Mixed-Frequency Panel Regressions with Sparse and Heterogeneous Structures

Shahnaz Parsaeian Speaker
 
Tuesday, Aug 4: 3:25 PM - 3:45 PM
Topic-Contributed Paper Session 
Thomas M. Menino Convention & Exhibition Center 
This paper develops a mixed frequency panel regression framework for nowcasting and
forecasting a low frequency outcome using a large set of high frequency predictors. We
propose a method that captures both sparsity in distributed lag predictors and heterogeneity
across cross sectional units through latent group structures. In this setting, slope coefficients
are homogeneous within groups but heterogeneous across them. To estimate the model, we
introduce a doubly penalized least squares estimator that simultaneously selects the relevant
high frequency predictors and uncovers the underlying group structure without prior knowledge
of the number of groups or sparsity patterns.

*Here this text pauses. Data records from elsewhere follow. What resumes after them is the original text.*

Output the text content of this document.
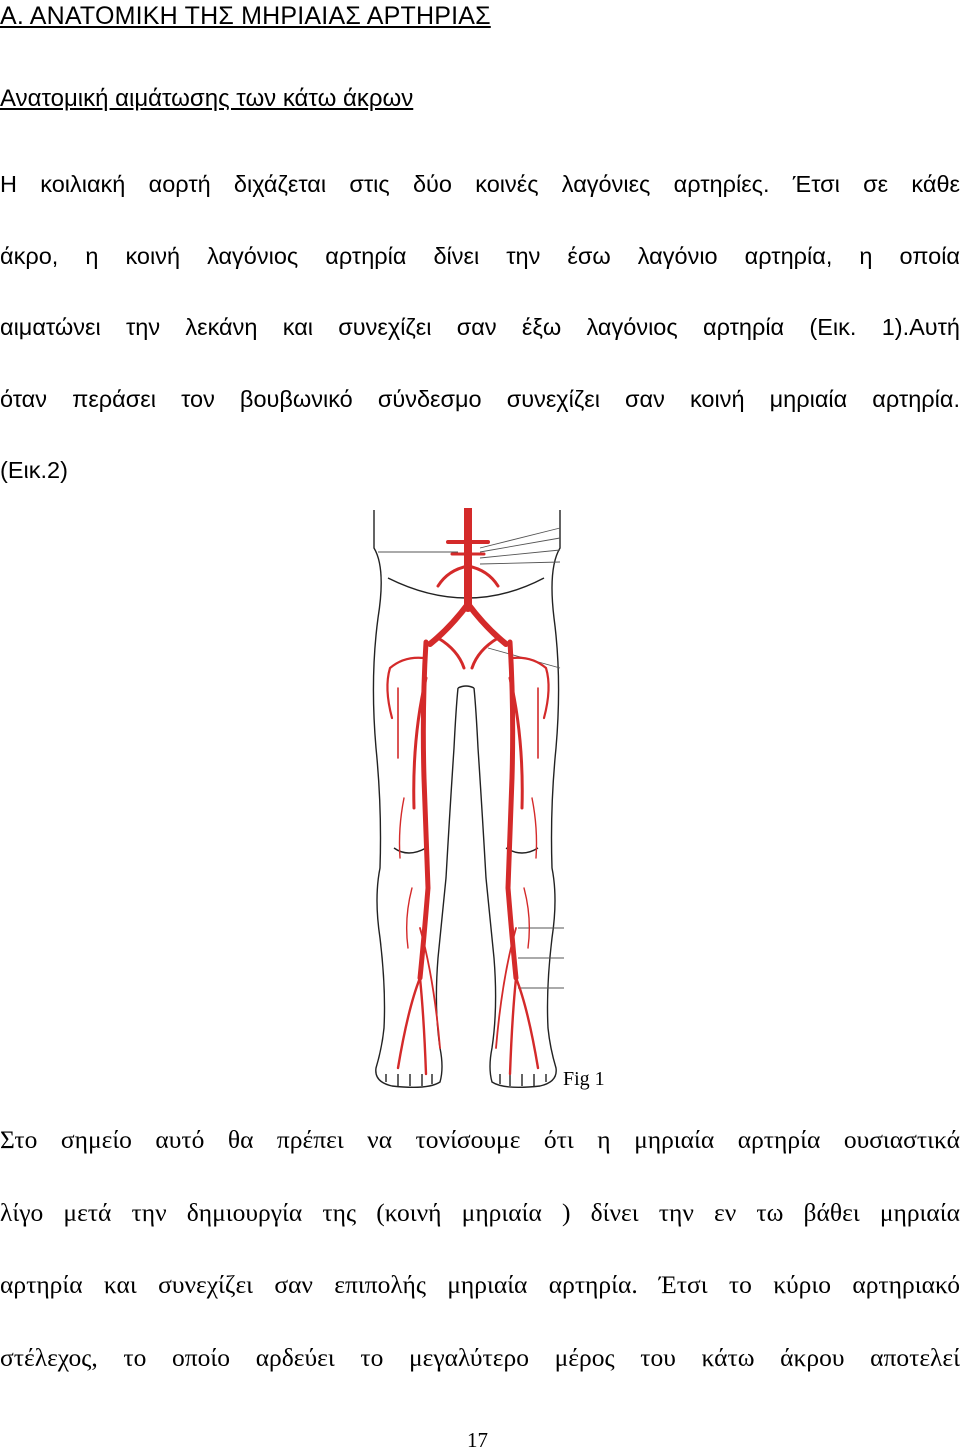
Α. ΑΝΑΤΟΜΙΚΗ ΤΗΣ ΜΗΡΙΑΙΑΣ ΑΡΤΗΡΙΑΣ
Ανατομική αιμάτωσης των κάτω άκρων
Η κοιλιακή αορτή διχάζεται στις δύο κοινές λαγόνιες αρτηρίες. Έτσι σε κάθε
άκρο, η κοινή λαγόνιος αρτηρία δίνει την έσω λαγόνιο αρτηρία, η οποία
αιματώνει την λεκάνη και συνεχίζει σαν έξω λαγόνιος αρτηρία (Εικ. 1).Αυτή
όταν περάσει τον βουβωνικό σύνδεσμο συνεχίζει σαν κοινή μηριαία αρτηρία.
(Εικ.2)
Fig 1
Στο σημείο αυτό θα πρέπει να τονίσουμε ότι η μηριαία αρτηρία ουσιαστικά
λίγο μετά την δημιουργία της (κοινή μηριαία ) δίνει την εν τω βάθει μηριαία
αρτηρία και συνεχίζει σαν επιπολής μηριαία αρτηρία. Έτσι το κύριο αρτηριακό
στέλεχος, το οποίο αρδεύει το μεγαλύτερο μέρος του κάτω άκρου αποτελεί
17
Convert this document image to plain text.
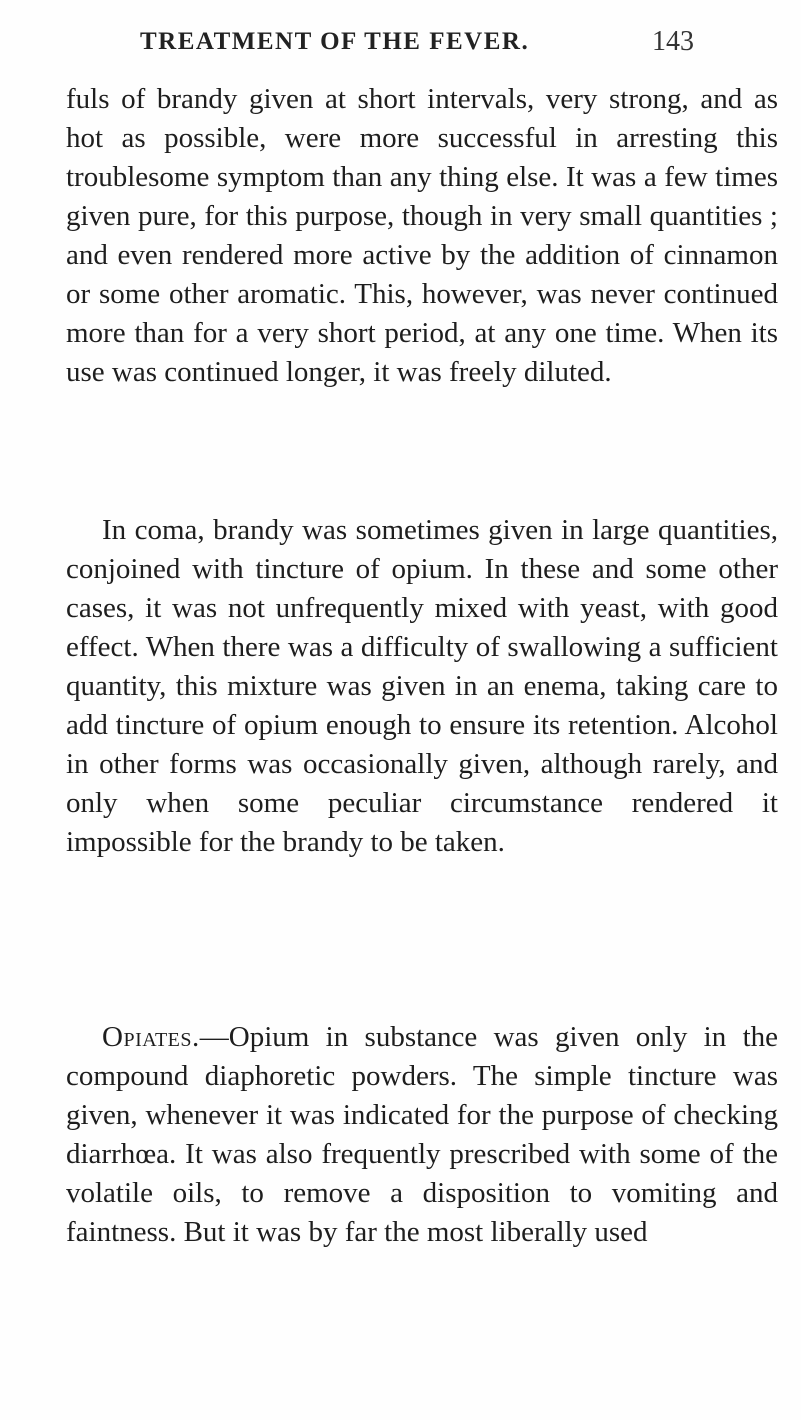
TREATMENT OF THE FEVER.	143

fuls of brandy given at short intervals, very strong, and as hot as possible, were more successful in arresting this troublesome symptom than any thing else. It was a few times given pure, for this purpose, though in very small quantities ; and even rendered more active by the addition of cinnamon or some other aromatic. This, however, was never continued more than for a very short period, at any one time. When its use was continued longer, it was freely diluted.

In coma, brandy was sometimes given in large quantities, conjoined with tincture of opium. In these and some other cases, it was not unfrequently mixed with yeast, with good effect. When there was a difficulty of swallowing a sufficient quantity, this mixture was given in an enema, taking care to add tincture of opium enough to ensure its retention. Alcohol in other forms was occasionally given, although rarely, and only when some peculiar circumstance rendered it impossible for the brandy to be taken.

Opiates.—Opium in substance was given only in the compound diaphoretic powders. The simple tincture was given, whenever it was indicated for the purpose of checking diarrhœa. It was also frequently prescribed with some of the volatile oils, to remove a disposition to vomiting and faintness. But it was by far the most liberally used
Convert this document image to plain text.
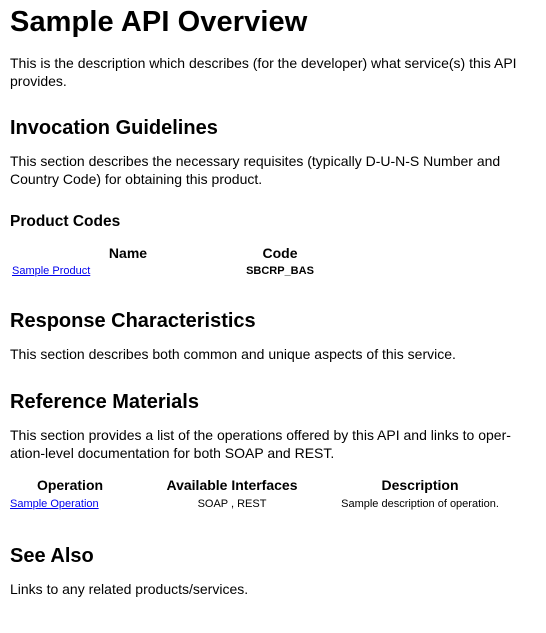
Sample API Overview

This is the description which describes (for the developer) what service(s) this API provides.

Invocation Guidelines

This section describes the necessary requisites (typically D-U-N-S Number and Country Code) for obtaining this product.

Product Codes
Name	Code
Sample Product	SBCRP_BAS
Response Characteristics

This section describes both common and unique aspects of this service.

Reference Materials

This section provides a list of the operations offered by this API and links to oper-
ation-level documentation for both SOAP and REST.

Operation	Available Interfaces	Description
Sample Operation	SOAP , REST	Sample description of operation.
See Also

Links to any related products/services.
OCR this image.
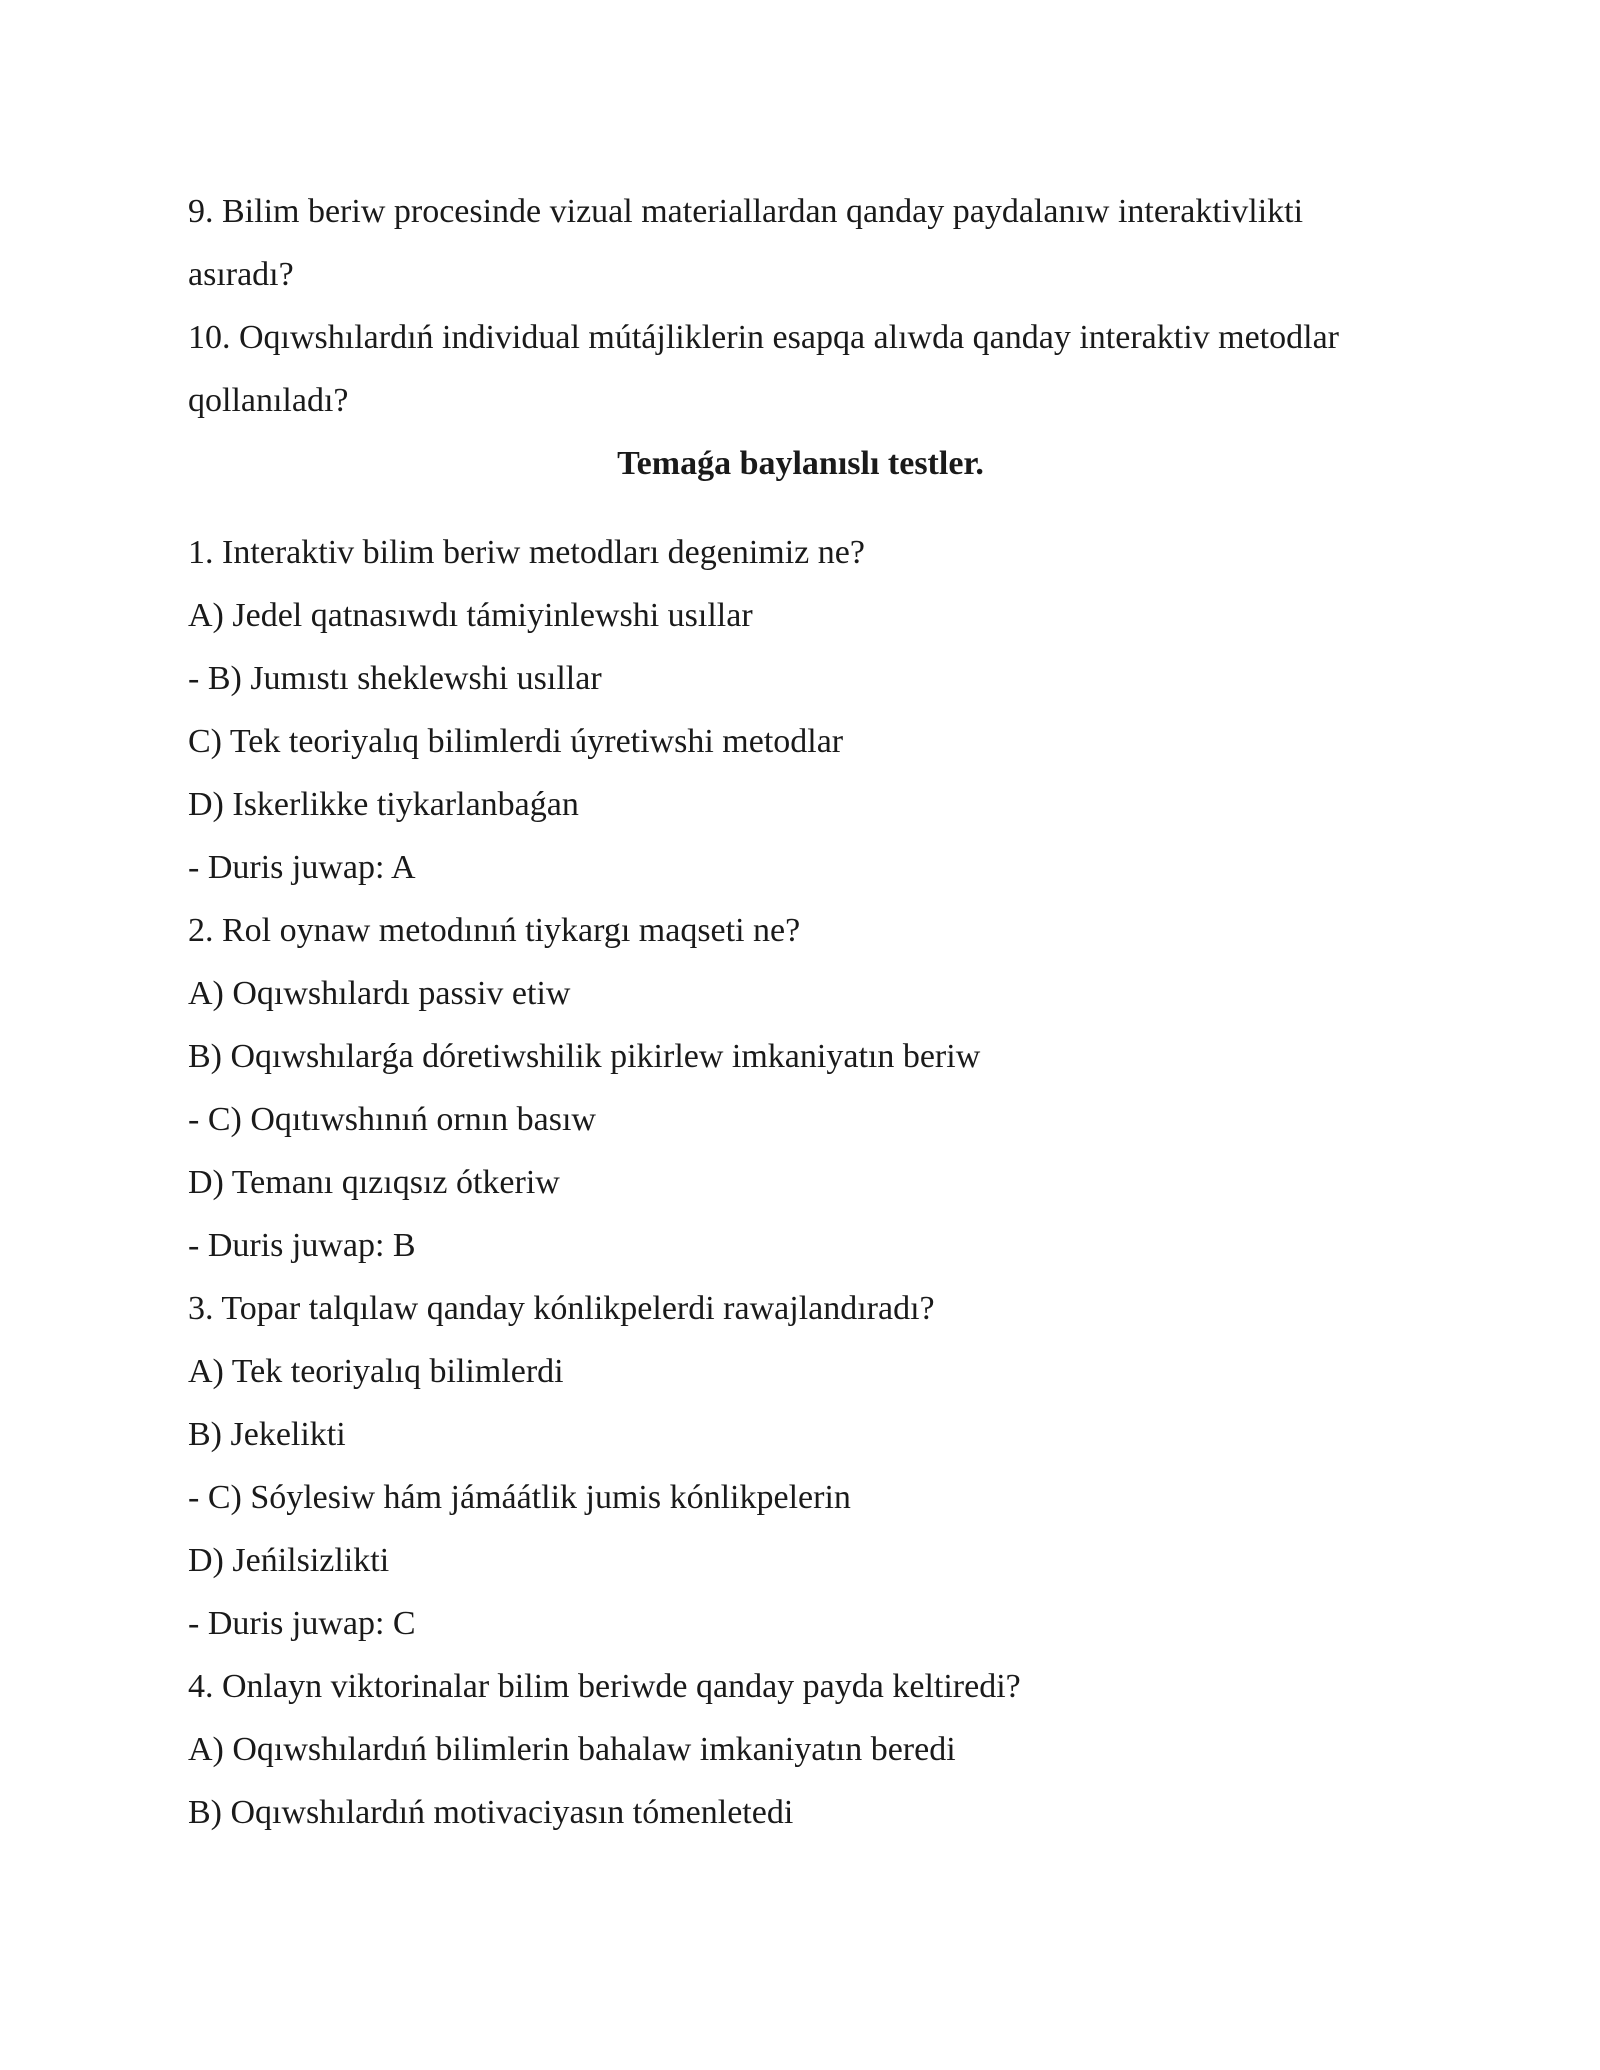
9. Bilim beriw procesinde vizual materiallardan qanday paydalanıw interaktivlikti asıradı?

10. Oqıwshılardıń individual mútájliklerin esapqa alıwda qanday interaktiv metodlar qollanıladı?

Temaǵa baylanıslı testler.

1. Interaktiv bilim beriw metodları degenimiz ne?

A) Jedel qatnasıwdı támiyinlewshi usıllar

- B) Jumıstı sheklewshi usıllar

C) Tek teoriyalıq bilimlerdi úyretiwshi metodlar

D) Iskerlikke tiykarlanbaǵan

- Duris juwap: A

2. Rol oynaw metodınıń tiykargı maqseti ne?

A) Oqıwshılardı passiv etiw

B) Oqıwshılarǵa dóretiwshilik pikirlew imkaniyatın beriw

- C) Oqıtıwshınıń ornın basıw

D) Temanı qızıqsız ótkeriw

- Duris juwap: B

3. Topar talqılaw qanday kónlikpelerdi rawajlandıradı?

A) Tek teoriyalıq bilimlerdi

B) Jekelikti

- C) Sóylesiw hám jámáátlik jumis kónlikpelerin

D) Jeńilsizlikti

- Duris juwap: C

4. Onlayn viktorinalar bilim beriwde qanday payda keltiredi?

A) Oqıwshılardıń bilimlerin bahalaw imkaniyatın beredi

B) Oqıwshılardıń motivaciyasın tómenletedi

We establish oracle properties for the estimator
and show that it consistently identifies both the relevant predictors and the group memberships
in large samples. Monte Carlo experiments demonstrate strong finite sample performance. An
empirical application to U.S. metropolitan statistical area housing prices illustrates the gains
in mixed frequency nowcasting and forecasting achieved by incorporating sparsity and group
heterogeneity.

Keywords

High dimensionality

Mixed data sampling (MIDAS)

Parameter Heterogeneity

Penalized regression

Sparsity

Oracle property